Pesquisadora aponta re-politização das análises de políticas públicas

sexta-feira 30 de novembro de 2007.
 
Durante algum tempo os estudiosos de políticas públicas afastaram-se das investigações realizadas sobre o poder. Atualmente o poder estaria sendo re-inserido na investigação. Estas foram as avaliações da pesquisadora portuguesa Cristina Sarmento, da Universidade Nova da Lisboa, num seminário internacional organizado pelo Nepp da Unicamp.

Durante algum tempo os estudiosos de políticas públicas afastaram-se das investigações realizadas sobre o poder. Centraram-se no Estado, nas burocracias, processos de tomada de decisão e nos grupos de interesse que disputam o governo ou fatias do poder estatal. Esta é a avaliação da professora Cristina Montalvão Sarmento, da Faculdade de Ciências Sociais e Humanas da Universidade Nova da Lisboa (UNL), Portugal. Para ela, a convergência de sentido que tem preponderado nas análises de políticas públicas neste começo de século reintroduziu a dimensão política e ideológica nas análises comparativas, “sobrevalorizando as culturas nacionais e as especificidades do poder territorializado nas comunidades políticas”.

Fruto de mais de duas décadas de reflexão e pesquisa sobre políticas públicas, os resultados apresentados por Cristina Sarmento num seminário internacional organizado pelo Núcleo de Estudos de Políticas Públicas (Nepp) da Universidade Estadual de Campinas (Unicamp) no dia 29 de outubro, incitam os próprios cientistas a prestarem mais atenção ao poder político imerso em suas análises e pesquisas. “Há uma relação intrínseca entre a forma como as universidades trabalham as políticas públicas - a cultura científica que se produz sobre elas - e a forma que tomam as políticas públicas”, explica. “Os nossos produtos intelectuais têm conseqüências sociais”, complementou o professor Geraldo di Giovanni, do Nepp e do Instituto de Economia da Unicamp, que também esteve presente no seminário.

A cientista política portuguesa compara as perspectivas e correntes teóricas predominantes nas análises de políticas públicas realizadas, desde antes dos anos 60, na Inglaterra, França, Alemanha e Estados Unidos. No momento atual, ela verificou que os estudos comparativos têm sido utilizados como principal metodologia da ciência política. Este tipo de abordagem proliferou nas diferentes comunidades político-científicas, indicando uma convergência de sentido nas pesquisas.
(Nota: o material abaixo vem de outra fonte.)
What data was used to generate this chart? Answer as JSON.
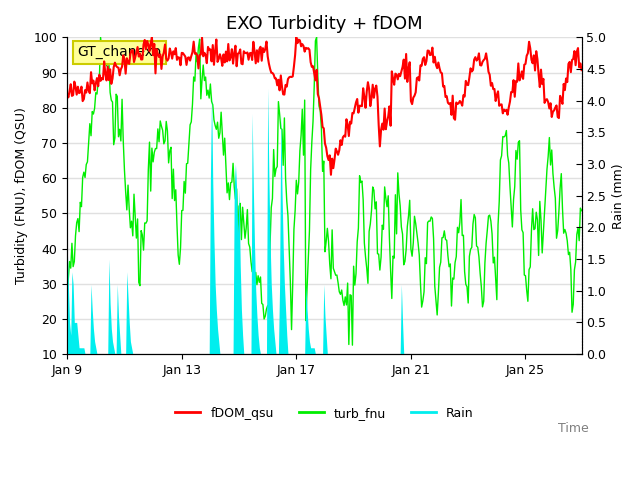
{
  "title": "EXO Turbidity + fDOM",
  "xlabel": "Time",
  "ylabel_left": "Turbidity (FNU), fDOM (QSU)",
  "ylabel_right": "Rain (mm)",
  "annotation": "GT_chanexo",
  "ylim_left": [
    10,
    100
  ],
  "ylim_right": [
    0.0,
    5.0
  ],
  "yticks_left": [
    10,
    20,
    30,
    40,
    50,
    60,
    70,
    80,
    90,
    100
  ],
  "yticks_right": [
    0.0,
    0.5,
    1.0,
    1.5,
    2.0,
    2.5,
    3.0,
    3.5,
    4.0,
    4.5,
    5.0
  ],
  "xtick_labels": [
    "Jan 9",
    "Jan 13",
    "Jan 17",
    "Jan 21",
    "Jan 25"
  ],
  "xtick_positions": [
    0,
    96,
    192,
    288,
    384
  ],
  "total_points": 432,
  "fDOM_color": "#ff0000",
  "turb_color": "#00ee00",
  "rain_color": "#00eeee",
  "background_color": "#ffffff",
  "grid_color": "#e0e0e0",
  "annotation_bg": "#ffff99",
  "annotation_border": "#cccc00",
  "legend_items": [
    "fDOM_qsu",
    "turb_fnu",
    "Rain"
  ],
  "title_fontsize": 13,
  "axis_label_fontsize": 9,
  "tick_fontsize": 9,
  "legend_fontsize": 9
}
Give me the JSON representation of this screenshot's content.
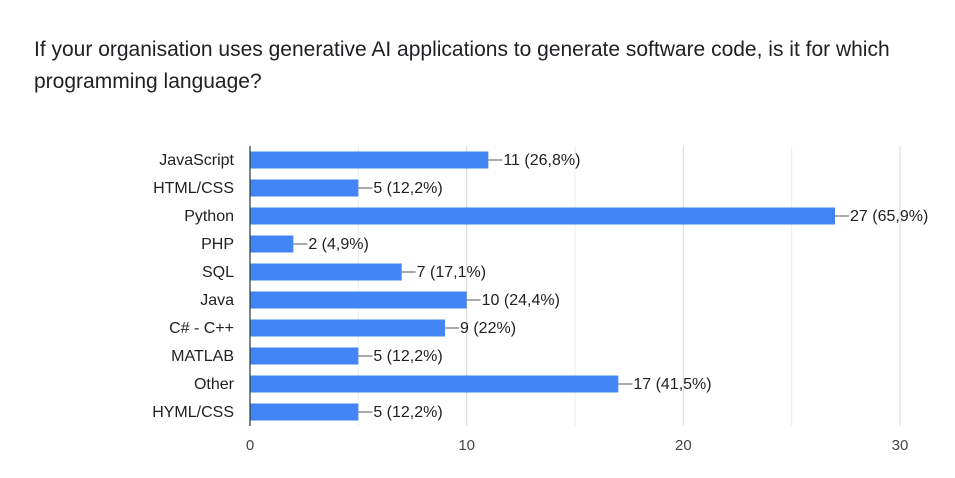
{
  "question": "If your organisation uses generative AI applications to generate software code, is it for which programming language?",
  "chart_data": {
    "type": "bar",
    "orientation": "horizontal",
    "categories": [
      "JavaScript",
      "HTML/CSS",
      "Python",
      "PHP",
      "SQL",
      "Java",
      "C# - C++",
      "MATLAB",
      "Other",
      "HYML/CSS"
    ],
    "values": [
      11,
      5,
      27,
      2,
      7,
      10,
      9,
      5,
      17,
      5
    ],
    "data_labels": [
      "11 (26,8%)",
      "5 (12,2%)",
      "27 (65,9%)",
      "2 (4,9%)",
      "7 (17,1%)",
      "10 (24,4%)",
      "9 (22%)",
      "5 (12,2%)",
      "17 (41,5%)",
      "5 (12,2%)"
    ],
    "x_ticks": [
      "0",
      "10",
      "20",
      "30"
    ],
    "xlim": [
      0,
      30
    ],
    "grid": true,
    "bar_color": "#4285f4"
  }
}
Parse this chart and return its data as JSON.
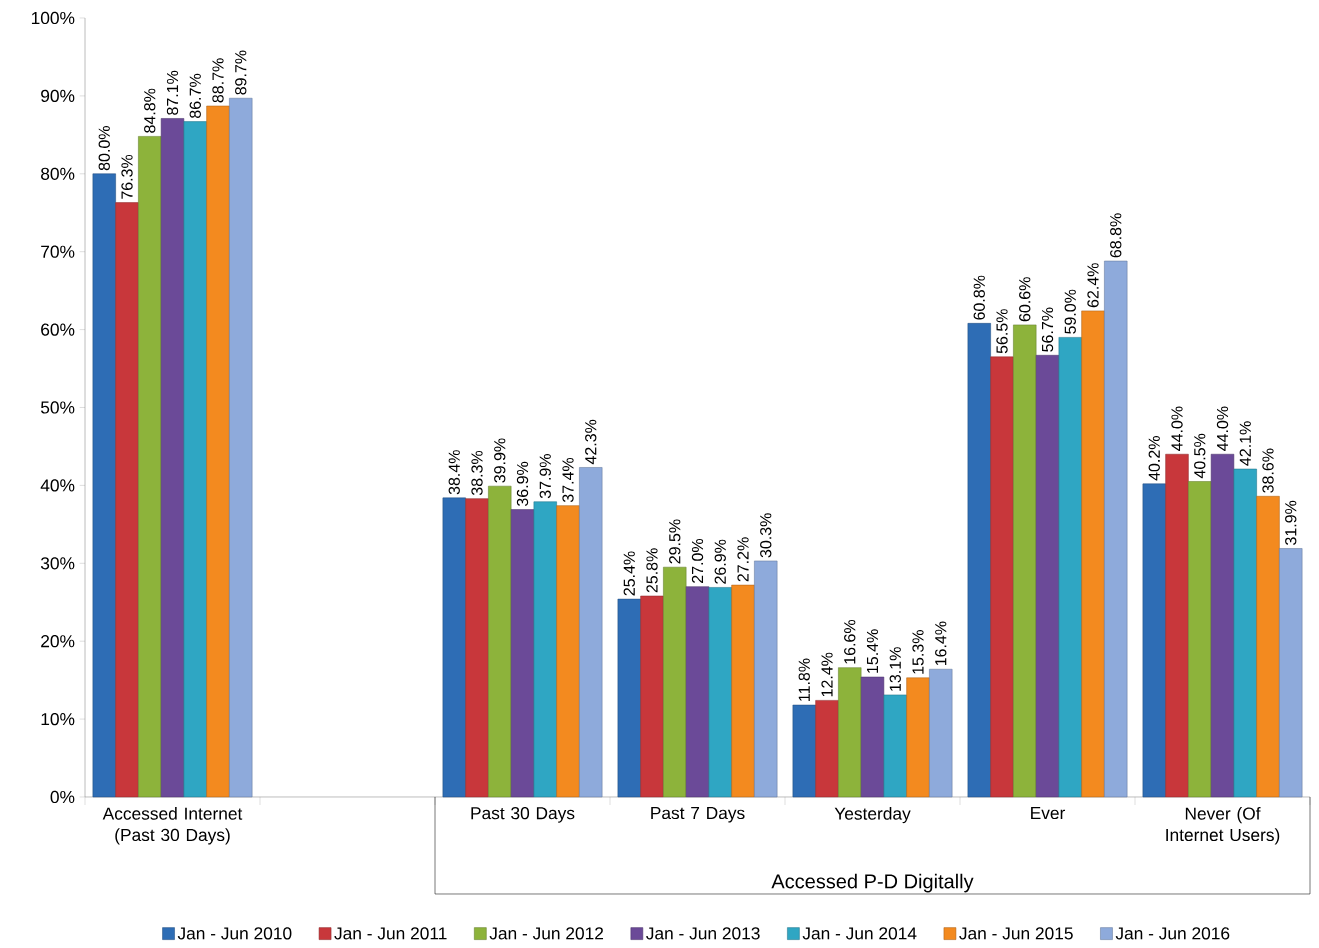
{
  "chart_data": {
    "type": "bar",
    "categories": [
      "Accessed Internet (Past 30 Days)",
      null,
      "Past 30 Days",
      "Past 7 Days",
      "Yesterday",
      "Ever",
      "Never (Of Internet Users)"
    ],
    "series": [
      {
        "name": "Jan - Jun 2010",
        "color": "#2e6db5",
        "values": [
          80.0,
          null,
          38.4,
          25.4,
          11.8,
          60.8,
          40.2
        ],
        "value_labels": [
          "80.0%",
          null,
          "38.4%",
          "25.4%",
          "11.8%",
          "60.8%",
          "40.2%"
        ]
      },
      {
        "name": "Jan - Jun 2011",
        "color": "#c8373b",
        "values": [
          76.3,
          null,
          38.3,
          25.8,
          12.4,
          56.5,
          44.0
        ],
        "value_labels": [
          "76.3%",
          null,
          "38.3%",
          "25.8%",
          "12.4%",
          "56.5%",
          "44.0%"
        ]
      },
      {
        "name": "Jan - Jun 2012",
        "color": "#8db33b",
        "values": [
          84.8,
          null,
          39.9,
          29.5,
          16.6,
          60.6,
          40.5
        ],
        "value_labels": [
          "84.8%",
          null,
          "39.9%",
          "29.5%",
          "16.6%",
          "60.6%",
          "40.5%"
        ]
      },
      {
        "name": "Jan - Jun 2013",
        "color": "#6b4a98",
        "values": [
          87.1,
          null,
          36.9,
          27.0,
          15.4,
          56.7,
          44.0
        ],
        "value_labels": [
          "87.1%",
          null,
          "36.9%",
          "27.0%",
          "15.4%",
          "56.7%",
          "44.0%"
        ]
      },
      {
        "name": "Jan - Jun 2014",
        "color": "#2fa6c3",
        "values": [
          86.7,
          null,
          37.9,
          26.9,
          13.1,
          59.0,
          42.1
        ],
        "value_labels": [
          "86.7%",
          null,
          "37.9%",
          "26.9%",
          "13.1%",
          "59.0%",
          "42.1%"
        ]
      },
      {
        "name": "Jan - Jun 2015",
        "color": "#f38a1f",
        "values": [
          88.7,
          null,
          37.4,
          27.2,
          15.3,
          62.4,
          38.6
        ],
        "value_labels": [
          "88.7%",
          null,
          "37.4%",
          "27.2%",
          "15.3%",
          "62.4%",
          "38.6%"
        ]
      },
      {
        "name": "Jan - Jun 2016",
        "color": "#8eaadb",
        "values": [
          89.7,
          null,
          42.3,
          30.3,
          16.4,
          68.8,
          31.9
        ],
        "value_labels": [
          "89.7%",
          null,
          "42.3%",
          "30.3%",
          "16.4%",
          "68.8%",
          "31.9%"
        ]
      }
    ],
    "ylim": [
      0,
      100
    ],
    "yticks": [
      {
        "value": 0,
        "label": "0%"
      },
      {
        "value": 10,
        "label": "10%"
      },
      {
        "value": 20,
        "label": "20%"
      },
      {
        "value": 30,
        "label": "30%"
      },
      {
        "value": 40,
        "label": "40%"
      },
      {
        "value": 50,
        "label": "50%"
      },
      {
        "value": 60,
        "label": "60%"
      },
      {
        "value": 70,
        "label": "70%"
      },
      {
        "value": 80,
        "label": "80%"
      },
      {
        "value": 90,
        "label": "90%"
      },
      {
        "value": 100,
        "label": "100%"
      }
    ],
    "annotations": [
      "Accessed P-D Digitally"
    ],
    "grid": false,
    "legend": "bottom"
  }
}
No entanto, ressalta Cristina, “o avanço destes estudos tende a sobrevalorizar as divergências existentes, permitindo a identificação das culturas políticas nacionais”.

O estudo de Cristina Montalvão Sarmento reconhece que os modelos teóricos identificados por ela em diferentes momentos históricos, nos países pesquisados, estão relacionados com a cultura política de cada sociedade. Os franceses, por exemplo, que nos anos 60 tratavam o Estado como um ator social, hoje valorizam a dimensão simbólica para explicar a legitimação do poder. Os americanos, que nos anos 60 focavam as análises na burocracia estatal, hoje dão ênfase à reconstrução de trajetórias de uma perspectiva institucionalista-histórica. Estas distinções não foram mero acaso. “Nos anos 60, enquanto a Inglaterra reforça o direito público, na França ele é negado”, compara. Descrentes do direito público, os franceses focaram seu interesse nas organizações, “esclarecendo os caminhos sinuosos de aplicação da lei”, explica Sarmento.

Fatores sociais, políticos e culturais específicos de cada país levaram as suas comunidades científicas a seguirem certo sentido e privilegiarem certas tendências teóricas. As escolhas não são neutras. Ao mesmo tempo, analisa ela, “aquilo que as escolas de ciência estão a discutir coloca-se como opção para a sociedade. Se um líder político estudou ou ensinou estas tendências, deverá aplicá-las não no seu modo de fazer políticas públicas, mas no seu modo de fazer política”. Por isso, os estudos comparativos, ao propiciarem a identificação das correntes teóricas predominantes em diferentes países - e da ancoragem cultural que as influencia -, indicariam uma re-politização e re-ideologização das análises de políticas públicas. O poder estaria sendo re-inserido na investigação.